Akira Ransomware Gang Launches Massive Campaign Targeting VMware ESXi Servers

The Akira ransomware group has launched an aggressive campaign specifically targeting VMware ESXi servers, compromising more than 300 organizations across North America and Europe in the past month, according to security researchers.

The attacks exploit CVE-2024-37085, a vulnerability in VMware ESXi that was patched last year but remains unpatched in many environments. Akira affiliates are scanning the internet for vulnerable servers and deploying a Linux variant of their ransomware designed specifically for ESXi environments.
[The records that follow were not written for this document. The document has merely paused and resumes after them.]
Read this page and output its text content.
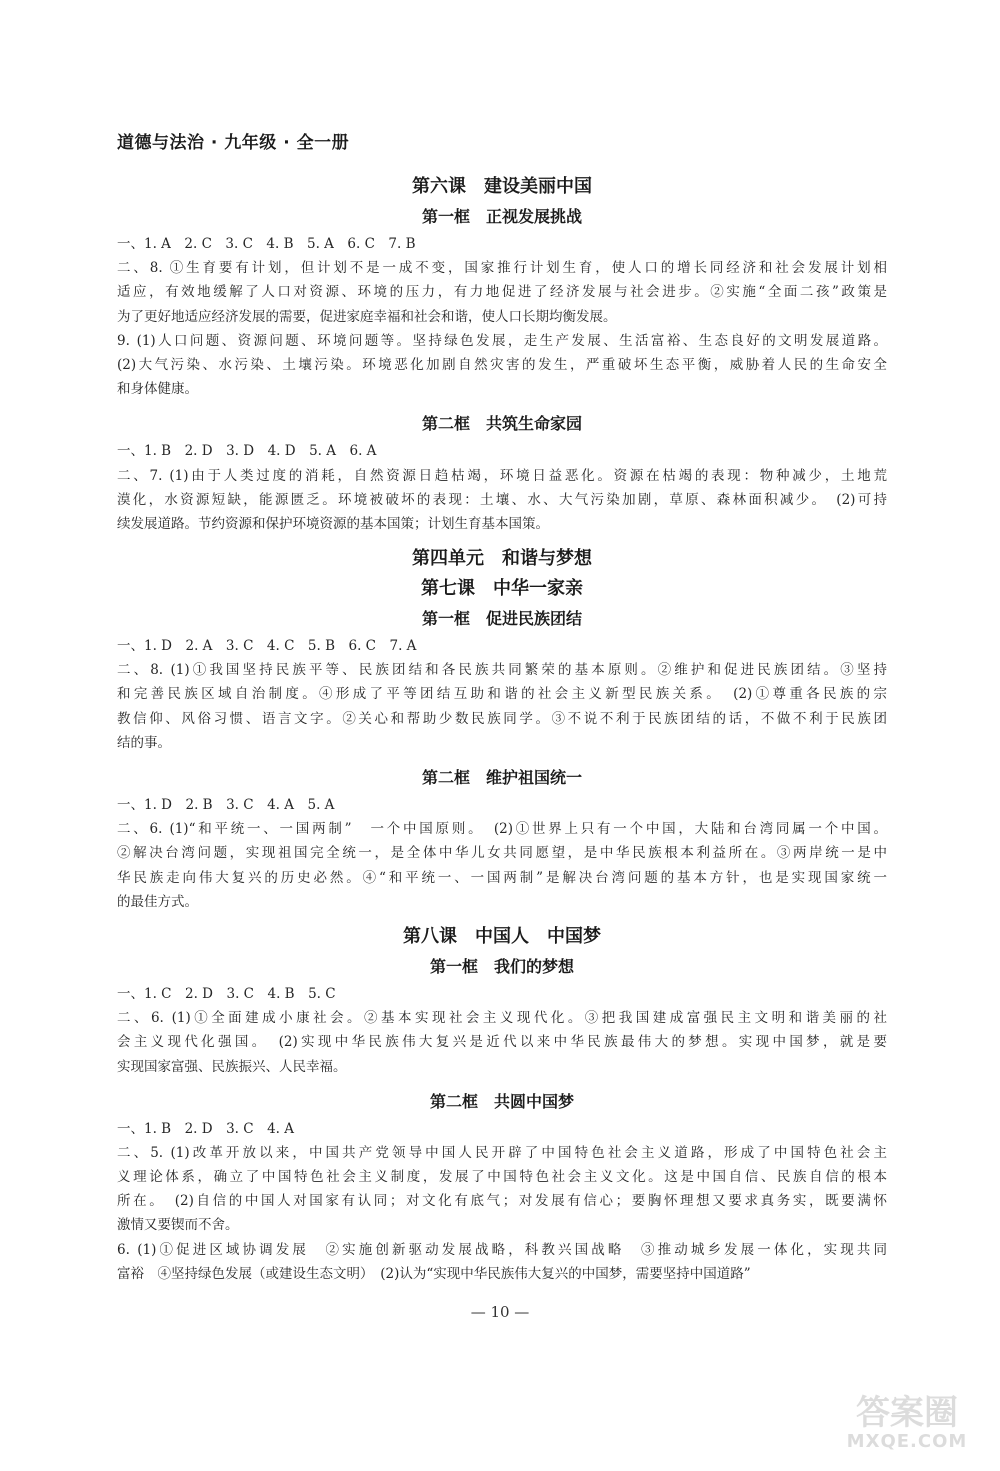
道德与法治 · 九年级 · 全一册
第六课　建设美丽中国
第一框　正视发展挑战
一、1. A　2. C　3. C　4. B　5. A　6. C　7. B
二、8. ①生育要有计划，但计划不是一成不变，国家推行计划生育，使人口的增长同经济和社会发展计划相
适应，有效地缓解了人口对资源、环境的压力，有力地促进了经济发展与社会进步。②实施“全面二孩”政策是
为了更好地适应经济发展的需要，促进家庭幸福和社会和谐，使人口长期均衡发展。
9. (1)人口问题、资源问题、环境问题等。坚持绿色发展，走生产发展、生活富裕、生态良好的文明发展道路。
(2)大气污染、水污染、土壤污染。环境恶化加剧自然灾害的发生，严重破坏生态平衡，威胁着人民的生命安全
和身体健康。
第二框　共筑生命家园
一、1. B　2. D　3. D　4. D　5. A　6. A
二、7. (1)由于人类过度的消耗，自然资源日趋枯竭，环境日益恶化。资源在枯竭的表现：物种减少，土地荒
漠化，水资源短缺，能源匮乏。环境被破坏的表现：土壤、水、大气污染加剧，草原、森林面积减少。　(2)可持
续发展道路。节约资源和保护环境资源的基本国策；计划生育基本国策。
第四单元　和谐与梦想
第七课　中华一家亲
第一框　促进民族团结
一、1. D　2. A　3. C　4. C　5. B　6. C　7. A
二、8. (1)①我国坚持民族平等、民族团结和各民族共同繁荣的基本原则。②维护和促进民族团结。③坚持
和完善民族区域自治制度。④形成了平等团结互助和谐的社会主义新型民族关系。　(2)①尊重各民族的宗
教信仰、风俗习惯、语言文字。②关心和帮助少数民族同学。③不说不利于民族团结的话，不做不利于民族团
结的事。
第二框　维护祖国统一
一、1. D　2. B　3. C　4. A　5. A
二、6. (1)“和平统一、一国两制”　一个中国原则。　(2)①世界上只有一个中国，大陆和台湾同属一个中国。
②解决台湾问题，实现祖国完全统一，是全体中华儿女共同愿望，是中华民族根本利益所在。③两岸统一是中
华民族走向伟大复兴的历史必然。④“和平统一、一国两制”是解决台湾问题的基本方针，也是实现国家统一
的最佳方式。
第八课　中国人　中国梦
第一框　我们的梦想
一、1. C　2. D　3. C　4. B　5. C
二、6. (1)①全面建成小康社会。②基本实现社会主义现代化。③把我国建成富强民主文明和谐美丽的社
会主义现代化强国。　(2)实现中华民族伟大复兴是近代以来中华民族最伟大的梦想。实现中国梦，就是要
实现国家富强、民族振兴、人民幸福。
第二框　共圆中国梦
一、1. B　2. D　3. C　4. A
二、5. (1)改革开放以来，中国共产党领导中国人民开辟了中国特色社会主义道路，形成了中国特色社会主
义理论体系，确立了中国特色社会主义制度，发展了中国特色社会主义文化。这是中国自信、民族自信的根本
所在。　(2)自信的中国人对国家有认同；对文化有底气；对发展有信心；要胸怀理想又要求真务实，既要满怀
激情又要锲而不舍。
6. (1)①促进区域协调发展　②实施创新驱动发展战略，科教兴国战略　③推动城乡发展一体化，实现共同
富裕　④坚持绿色发展（或建设生态文明）　(2)认为“实现中华民族伟大复兴的中国梦，需要坚持中国道路”
— 10 —
答案圈
MXQE.COM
"By targeting the hypervisor layer, attackers can encrypt dozens of virtual machines with a single attack," explained Dr. Marcus Webb, threat researcher at Recorded Future. "It's an incredibly efficient way to maximize damage and pressure victims to pay."

The ransom demands range from $500,000 to $4 million, depending on the size of the victim organization. The group has also adopted double extortion tactics, threatening to publish stolen data if victims refuse to pay.

Security firm Sophos has published indicators of compromise and detailed analysis of the attack chain, which typically begins with compromised VPN credentials purchased from initial access brokers or obtained through brute-force attacks against systems with weak passwords.

VMware parent company Broadcom has issued an urgent advisory reminding customers to apply the patch and implement recommended hardening measures for ESXi environments.

Organizations are advised to ensure ESXi servers are not directly exposed to the internet, implement strong authentication for management interfaces, and maintain offline backups of virtual machine data.